Cassidy, Hassan Urge Biden Administration to Implement No Surprise Act According to Congressional Intent
WASHINGTON – U.S. Senators Bill Cassidy, M.D. (R-LA) and Maggie Hassan (D-NH) urged the Biden Administration to implement legislation to end the practice of surprise medical billing according to congressional intent. In a letter sent to Health and Human Services Secretary Xavier Becerra, Treasury Secretary Janet Yellen, and Labor Secretary Marty Walsh, the senators highlighted several key areas of the No Surprises Act, which passed as part of the Consolidated Appropriations Act of 2021.
“We wrote this law to establish an arbitration system that is accessible and fair for all parties and gives equal weight to all arbitration considerations put forward in the statute, ensures meaningful transparency for patients around networks and cost-sharing obligations, and provides clarity around state flexibility to create geographic regions for purposes of evaluating in-network rates,” wrote the senators. “We write to you to confirm that your implementation of this law will reflect congressional intent.”
Cassidy worked with Hassan to include provisions to end the practice of surprise medical billing in the December 2020 government funding package.

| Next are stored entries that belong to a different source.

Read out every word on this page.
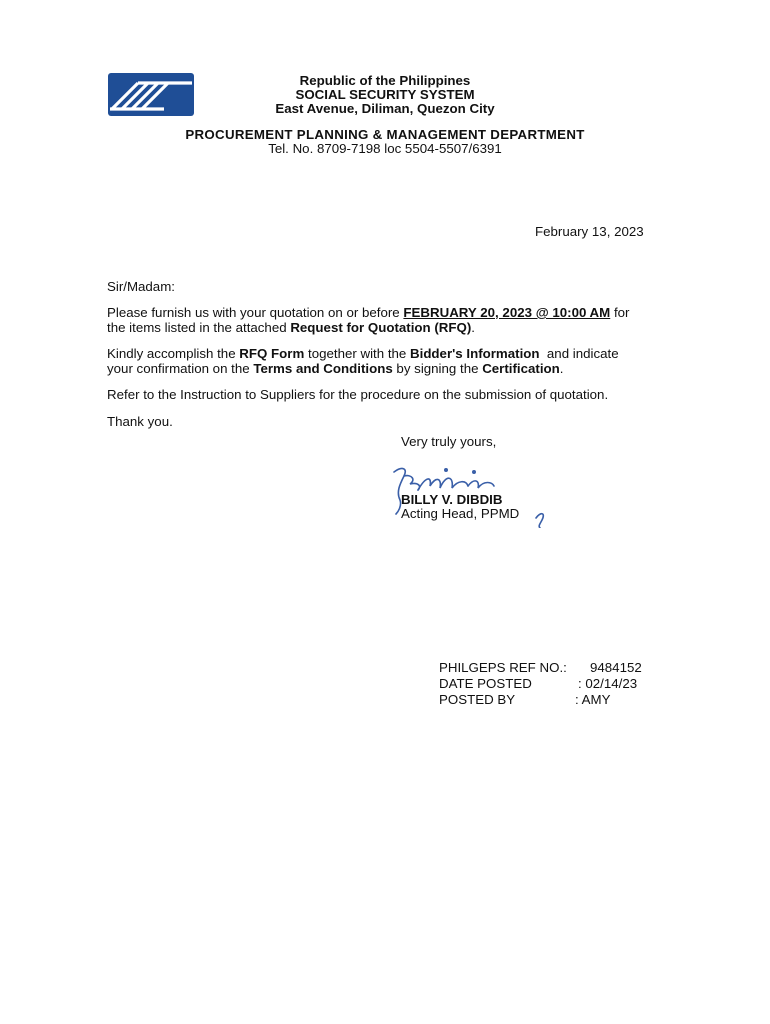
Republic of the Philippines
SOCIAL SECURITY SYSTEM
East Avenue, Diliman, Quezon City
PROCUREMENT PLANNING & MANAGEMENT DEPARTMENT
Tel. No. 8709-7198 loc 5504-5507/6391
February 13, 2023
Sir/Madam:
Please furnish us with your quotation on or before FEBRUARY 20, 2023 @ 10:00 AM for
the items listed in the attached Request for Quotation (RFQ).
Kindly accomplish the RFQ Form together with the Bidder's Information  and indicate
your confirmation on the Terms and Conditions by signing the Certification.
Refer to the Instruction to Suppliers for the procedure on the submission of quotation.
Thank you.
Very truly yours,
BILLY V. DIBDIB
Acting Head, PPMD
PHILGEPS REF NO.:	9484152
DATE POSTED	: 02/14/23
POSTED BY	: AMY
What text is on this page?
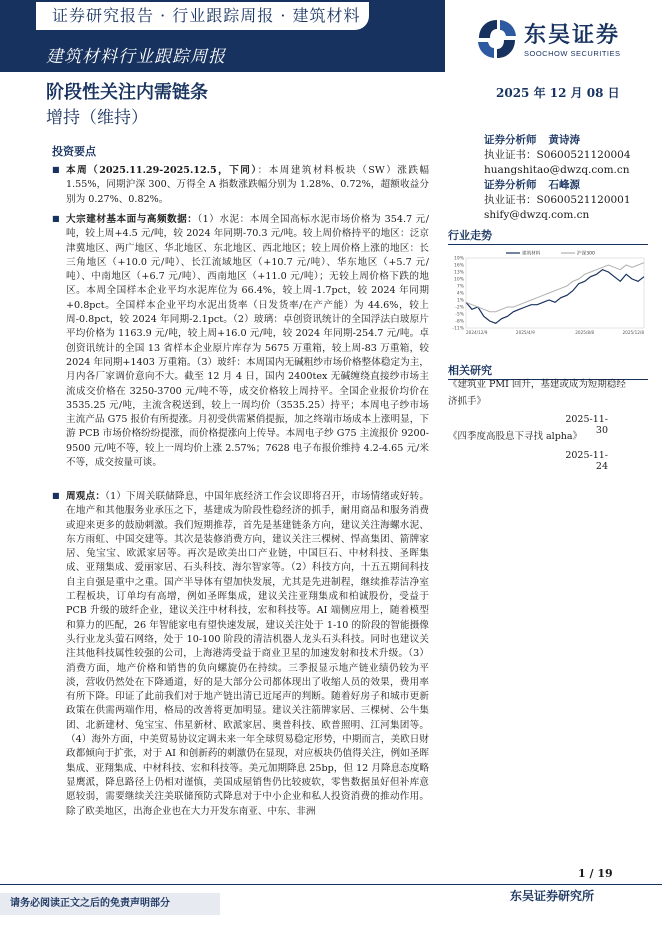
证券研究报告 · 行业跟踪周报 · 建筑材料
建筑材料行业跟踪周报
东吴证券
SOOCHOW SECURITIES
阶段性关注内需链条	2025 年 12 月 08 日
增持（维持）
证券分析师 黄诗涛
执业证书：S0600521120004
huangshitao@dwzq.com.cn
证券分析师 石峰源
执业证书：S0600521120001
shify@dwzq.com.cn
行业走势
19%
16%
13%
10%
7%
4%
1%
-2%
-5%
-8%
-11%
2024/12/9	2025/4/9	2025/8/8	2025/12/8
建筑材料	沪深300
相关研究
《建筑业 PMI 回升，基建或成为短期稳经济抓手》
2025-11-30
《四季度高股息下寻找 alpha》
2025-11-24
投资要点
■ 本周（2025.11.29-2025.12.5，下同）：本周建筑材料板块（SW）涨跌幅 1.55%，同期沪深 300、万得全 A 指数涨跌幅分别为 1.28%、0.72%，超额收益分别为 0.27%、0.82%。
■ 大宗建材基本面与高频数据：（1）水泥：本周全国高标水泥市场价格为 354.7 元/吨，较上周+4.5 元/吨，较 2024 年同期-70.3 元/吨。较上周价格持平的地区：泛京津冀地区、两广地区、华北地区、东北地区、西北地区；较上周价格上涨的地区：长三角地区（+10.0 元/吨）、长江流域地区（+10.7 元/吨）、华东地区（+5.7 元/吨）、中南地区（+6.7 元/吨）、西南地区（+11.0 元/吨）；无较上周价格下跌的地区。本周全国样本企业平均水泥库位为 66.4%，较上周-1.7pct，较 2024 年同期+0.8pct。全国样本企业平均水泥出货率（日发货率/在产产能）为 44.6%，较上周-0.8pct，较 2024 年同期-2.1pct。（2）玻璃：卓创资讯统计的全国浮法白玻原片平均价格为 1163.9 元/吨，较上周+16.0 元/吨，较 2024 年同期-254.7 元/吨。卓创资讯统计的全国 13 省样本企业原片库存为 5675 万重箱，较上周-83 万重箱，较 2024 年同期+1403 万重箱。（3）玻纤：本周国内无碱粗纱市场价格整体稳定为主，月内各厂家调价意向不大。截至 12 月 4 日，国内 2400tex 无碱缠绕直接纱市场主流成交价格在 3250-3700 元/吨不等，成交价格较上周持平。全国企业报价均价在 3535.25 元/吨，主流含税送到，较上一周均价（3535.25）持平；本周电子纱市场主流产品 G75 报价有所提涨。月初受供需紧俏提振，加之终端市场成本上涨明显，下游 PCB 市场价格纷纷提涨，而价格提涨向上传导。本周电子纱 G75 主流报价 9200-9500 元/吨不等，较上一周均价上涨 2.57%；7628 电子布报价维持 4.2-4.65 元/米不等，成交按量可谈。
■ 周观点：（1）下周关联储降息，中国年底经济工作会议即将召开，市场情绪或好转。在地产和其他服务业承压之下，基建成为阶段性稳经济的抓手，耐用商品和服务消费或迎来更多的鼓励刺激。我们短期推荐，首先是基建链条方向，建议关注海螺水泥、东方雨虹、中国交建等。其次是装修消费方向，建议关注三棵树、悍高集团、箭牌家居、兔宝宝、欧派家居等。再次是欧美出口产业链，中国巨石、中材科技、圣晖集成、亚翔集成、爱丽家居、石头科技、海尔智家等。（2）科技方向，十五五期间科技自主自强是重中之重。国产半导体有望加快发展，尤其是先进制程，继续推荐洁净室工程板块，订单均有高增，例如圣晖集成，建议关注亚翔集成和柏诚股份，受益于 PCB 升级的玻纤企业，建议关注中材科技，宏和科技等。AI 端侧应用上，随着模型和算力的匹配，26 年智能家电有望快速发展，建议关注处于 1-10 的阶段的智能摄像头行业龙头萤石网络，处于 10-100 阶段的清洁机器人龙头石头科技。同时也建议关注其他科技属性较强的公司，上海港湾受益于商业卫星的加速发射和技术升级。（3）消费方面，地产价格和销售的负向螺旋仍在持续。三季报显示地产链业绩仍较为平淡，营收仍然处在下降通道，好的是大部分公司都体现出了收缩人员的效果，费用率有所下降。印证了此前我们对于地产链出清已近尾声的判断。随着好房子和城市更新政策在供需两端作用，格局的改善将更加明显。建议关注箭牌家居、三棵树、公牛集团、北新建材、兔宝宝、伟星新材、欧派家居、奥普科技、欧普照明、江河集团等。（4）海外方面，中美贸易协议定调未来一年全球贸易稳定形势，中期而言，美欧日财政都倾向于扩张，对于 AI 和创新药的刺激仍在显现，对应板块仍值得关注，例如圣晖集成、亚翔集成、中材科技、宏和科技等。美元加期降息 25bp，但 12 月降息态度略显鹰派，降息路径上仍相对谨慎，美国成屋销售仍比较疲软，零售数据虽好但补库意愿较弱，需要继续关注美联储预防式降息对于中小企业和私人投资消费的推动作用。除了欧美地区，出海企业也在大力开发东南亚、中东、非洲
1 / 19
请务必阅读正文之后的免责声明部分
东吴证券研究所
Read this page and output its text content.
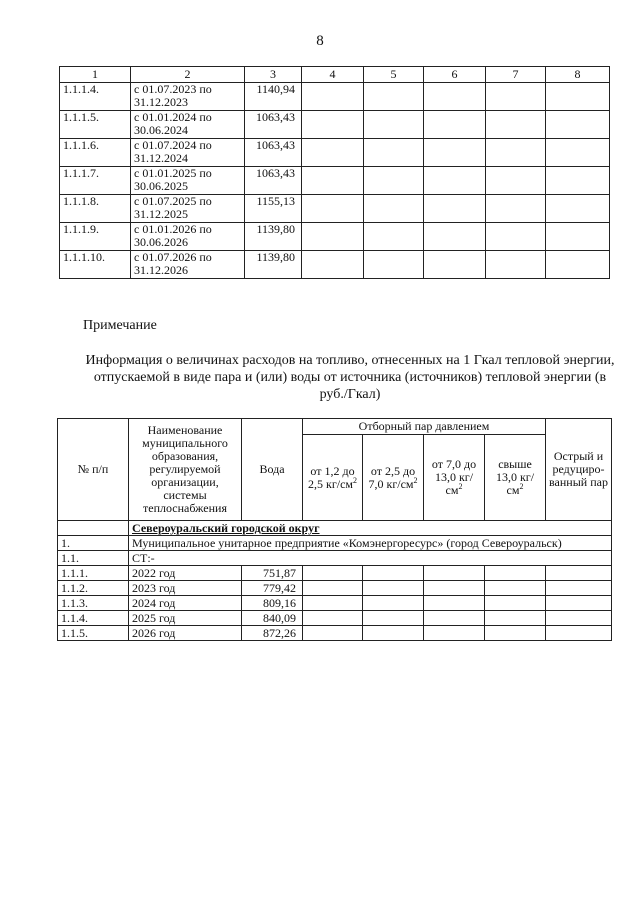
8
1	2	3	4	5	6	7	8
1.1.1.4.	с 01.07.2023 по 31.12.2023	1140,94					
1.1.1.5.	с 01.01.2024 по 30.06.2024	1063,43					
1.1.1.6.	с 01.07.2024 по 31.12.2024	1063,43					
1.1.1.7.	с 01.01.2025 по 30.06.2025	1063,43					
1.1.1.8.	с 01.07.2025 по 31.12.2025	1155,13					
1.1.1.9.	с 01.01.2026 по 30.06.2026	1139,80					
1.1.1.10.	с 01.07.2026 по 31.12.2026	1139,80					
Примечание
Информация о величинах расходов на топливо, отнесенных на 1 Гкал тепловой энергии, отпускаемой в виде пара и (или) воды от источника (источников) тепловой энергии (в руб./Гкал)
№ п/п	Наименование муниципального образования, регулируемой организации, системы теплоснабжения	Вода	Отборный пар давлением				Острый и редуциро-ванный пар
			от 1,2 до 2,5 $кг/см^2$	от 2,5 до 7,0 $кг/см^2$	от 7,0 до 13,0 $кг/см^2$	свыше 13,0 $кг/см^2$
	Североуральский городской округ						
1.	Муниципальное унитарное предприятие «Комэнергоресурс» (город Североуральск)						
1.1.	СТ:-						
1.1.1.	2022 год	751,87					
1.1.2.	2023 год	779,42					
1.1.3.	2024 год	809,16					
1.1.4.	2025 год	840,09					
1.1.5.	2026 год	872,26					
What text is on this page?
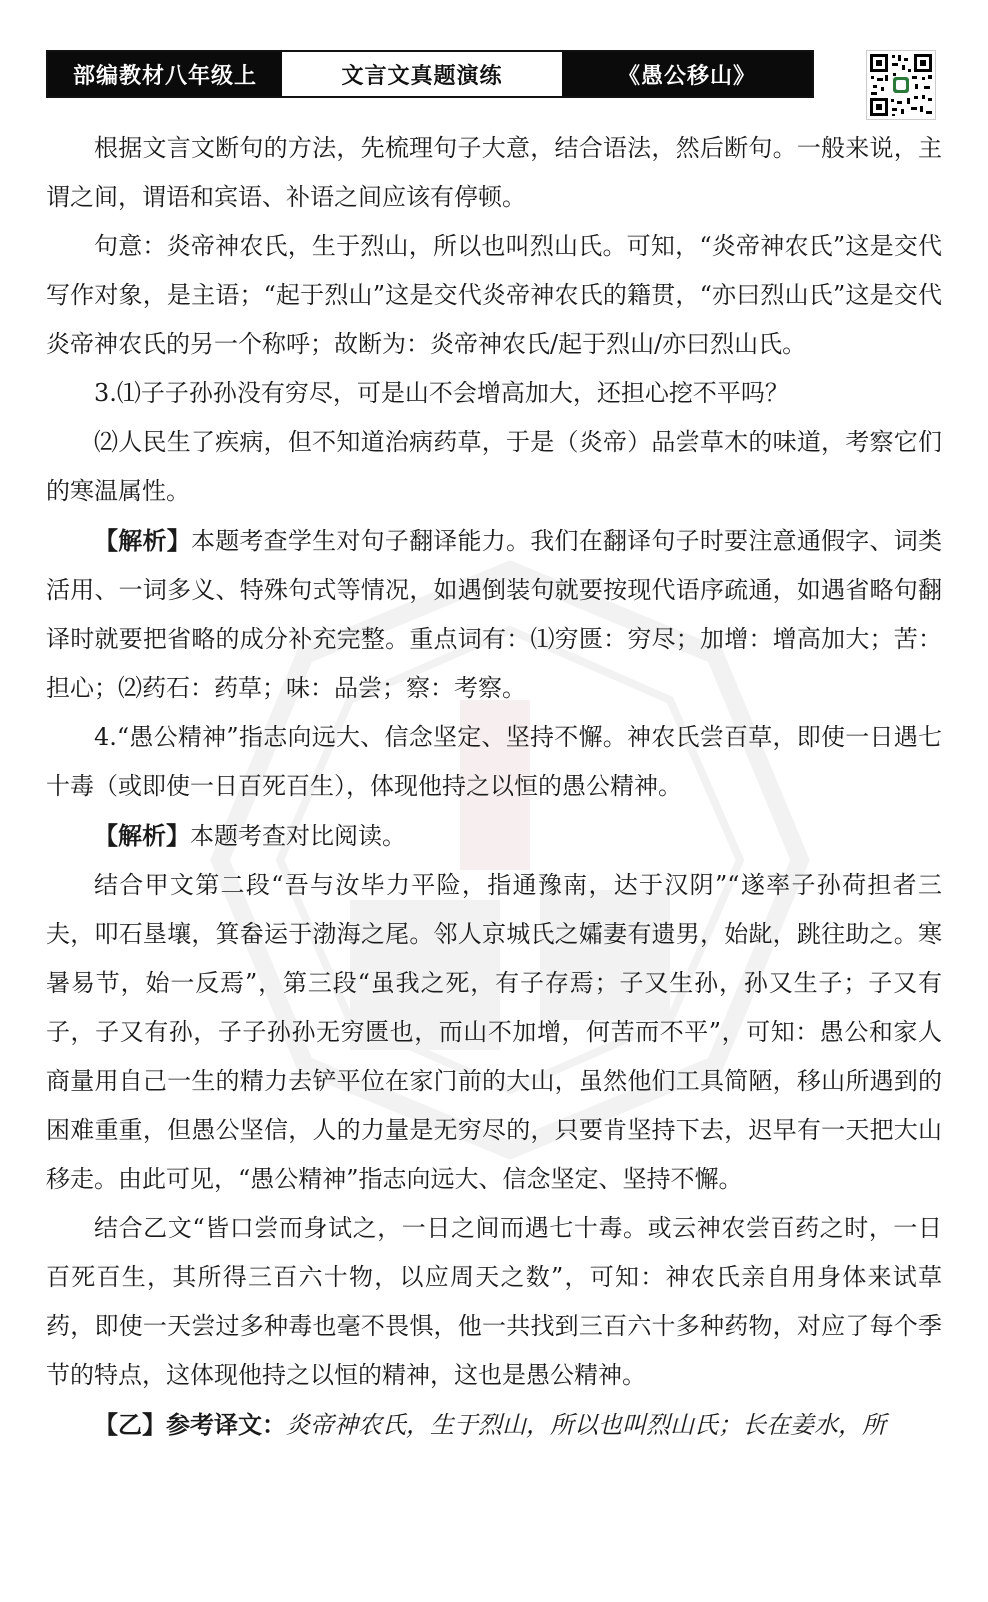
部编教材八年级上	文言文真题演练	《愚公移山》

根据文言文断句的方法，先梳理句子大意，结合语法，然后断句。一般来说，主谓之间，谓语和宾语、补语之间应该有停顿。

句意：炎帝神农氏，生于烈山，所以也叫烈山氏。可知，“炎帝神农氏”这是交代写作对象，是主语；“起于烈山”这是交代炎帝神农氏的籍贯，“亦曰烈山氏”这是交代炎帝神农氏的另一个称呼；故断为：炎帝神农氏/起于烈山/亦曰烈山氏。

3.⑴子子孙孙没有穷尽，可是山不会增高加大，还担心挖不平吗？

⑵人民生了疾病，但不知道治病药草，于是（炎帝）品尝草木的味道，考察它们的寒温属性。

【解析】本题考查学生对句子翻译能力。我们在翻译句子时要注意通假字、词类活用、一词多义、特殊句式等情况，如遇倒装句就要按现代语序疏通，如遇省略句翻译时就要把省略的成分补充完整。重点词有：⑴穷匮：穷尽；加增：增高加大；苦：担心；⑵药石：药草；味：品尝；察：考察。

4.“愚公精神”指志向远大、信念坚定、坚持不懈。神农氏尝百草，即使一日遇七十毒（或即使一日百死百生），体现他持之以恒的愚公精神。

【解析】本题考查对比阅读。

结合甲文第二段“吾与汝毕力平险，指通豫南，达于汉阴”“遂率子孙荷担者三夫，叩石垦壤，箕畚运于渤海之尾。邻人京城氏之孀妻有遗男，始龀，跳往助之。寒暑易节，始一反焉”，第三段“虽我之死，有子存焉；子又生孙，孙又生子；子又有子，子又有孙，子子孙孙无穷匮也，而山不加增，何苦而不平”，可知：愚公和家人商量用自己一生的精力去铲平位在家门前的大山，虽然他们工具简陋，移山所遇到的困难重重，但愚公坚信，人的力量是无穷尽的，只要肯坚持下去，迟早有一天把大山移走。由此可见，“愚公精神”指志向远大、信念坚定、坚持不懈。

结合乙文“皆口尝而身试之，一日之间而遇七十毒。或云神农尝百药之时，一日百死百生，其所得三百六十物，以应周天之数”，可知：神农氏亲自用身体来试草药，即使一天尝过多种毒也毫不畏惧，他一共找到三百六十多种药物，对应了每个季节的特点，这体现他持之以恒的精神，这也是愚公精神。

【乙】参考译文：炎帝神农氏，生于烈山，所以也叫烈山氏；长在姜水，所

Read the full letter here or below.
Dear Secretary Becerra, Secretary Yellen, and Secretary Walsh:
In March 2018, we created a bipartisan working group of Senators aimed at ending the practice of surprise medical billing. This work culminated in Congress passing the No Surprises Act as part of the Consolidated Appropriations Act of 2021 (P.L. 116-260). We write to you to confirm that your implementation of this law will reflect congressional intent.
We wrote this law to establish an arbitration system that is accessible and fair for all parties and gives equal weight to all arbitration considerations put forward in the statute, ensures meaningful transparency for patients around networks and cost-sharing obligations, and provides clarity around state flexibility to create geographic regions for purposes of evaluating in-network rates.
The law’s arbitration framework is designed to ensure that neither payors nor providers have a financial incentive to remain out of network as a tool to establish leverage for contract negotiations. To achieve this balance, we wrote this law with the intent that arbiters give each arbitration factor equal weight and consideration.
In addition to the information brought forth by either party or requested by the arbiter, these arbitration considerations include:
• The median in-network rates;
• Provider training and quality of outcomes;
• Market share of arbitration parties;
• Patient acuity or complexity of the services;
• Status, case mix and scope of services of the facility; and
• Demonstrations of previous good faith efforts to negotiate in-network rates and prior contract history between the two parties over the previous four years.
Allowing groups to bring forward relevant information that arbiters will consider equally, while also excluding billed charges and public payor information from consideration, will allow for fair and clear determinations that reflect the specific circumstances of each dispute.
The law also includes critical reforms that will improve transparency for patients by requiring health plans to provide clear information about deductibles and expected costs to their patients prior to receiving care. We ask that you take steps consistent with the law to ensure that all health plans include information about in and out-of-network deductibles and out-of-pocket maximums on a member’s insurance card. We also ask that you enforce the requirement that health plans, in cooperation with health care providers, deliver an advanced explanation of benefits for scheduled care that clearly outlines who will provide treatment, the expected cost, and the network status of each provider involved. Health plans must also create a consumer price comparison tool and keep up-to-date directories of network providers that are available online or within one business day of inquiry. This law ensures that patients are unharmed by inaccurate information in the network directory. We urge you to ensure that health plans are adhering to these requirements.
Upon a patient scheduling services, the law also states that providers must give a notification of the good faith estimate for the price of services to the plan in a timely manner to facilitate the payor’s advanced explanation of benefits requirement. Providers must also give existing patients a 90-day period of in-network rates to allow time to transition care to a new provider should a change in network status occur. Additionally, there are requirements on providers to supply insurance companies with updated and verified information to ensure provider directories remain accurate. These protections ensure that patients have full knowledge of their providers’ network status and coverage of all elective procedures.
Finally, the law is clear that patients cannot be held liable for payments that exceed their in-network cost-sharing requirements. This should be interpreted to include any efforts by providers or plans to recoup assets from patients that exceed the amount of their cost-sharing obligation. We have recently seen examples of large liens being placed on patients’ assets or settlements by hospitals in order to increase the likelihood of reimbursement beyond what would be paid by the patient and their insurance. As you implement the cost-sharing protections for patients as laid out in the law, we urge you to make sure that no loopholes arise that would undermine these important patient cost-sharing protections.
The No Surprises Act reflects years of work to protect patients from surprise medical bills, improve transparency within the health care system, and ensure that both providers and payors are afforded a fair opportunity to settle payment disputes within an independent arbitration framework. We encourage you to work with stakeholders during the rulemaking process as you continue implementation of this law to ensure it is workable for all parties, while achieving Congress’ goal to have these protections for patients in place by January 2022.
We are committed to seeing this effort through and stand ready to work with you throughout implementation of this law.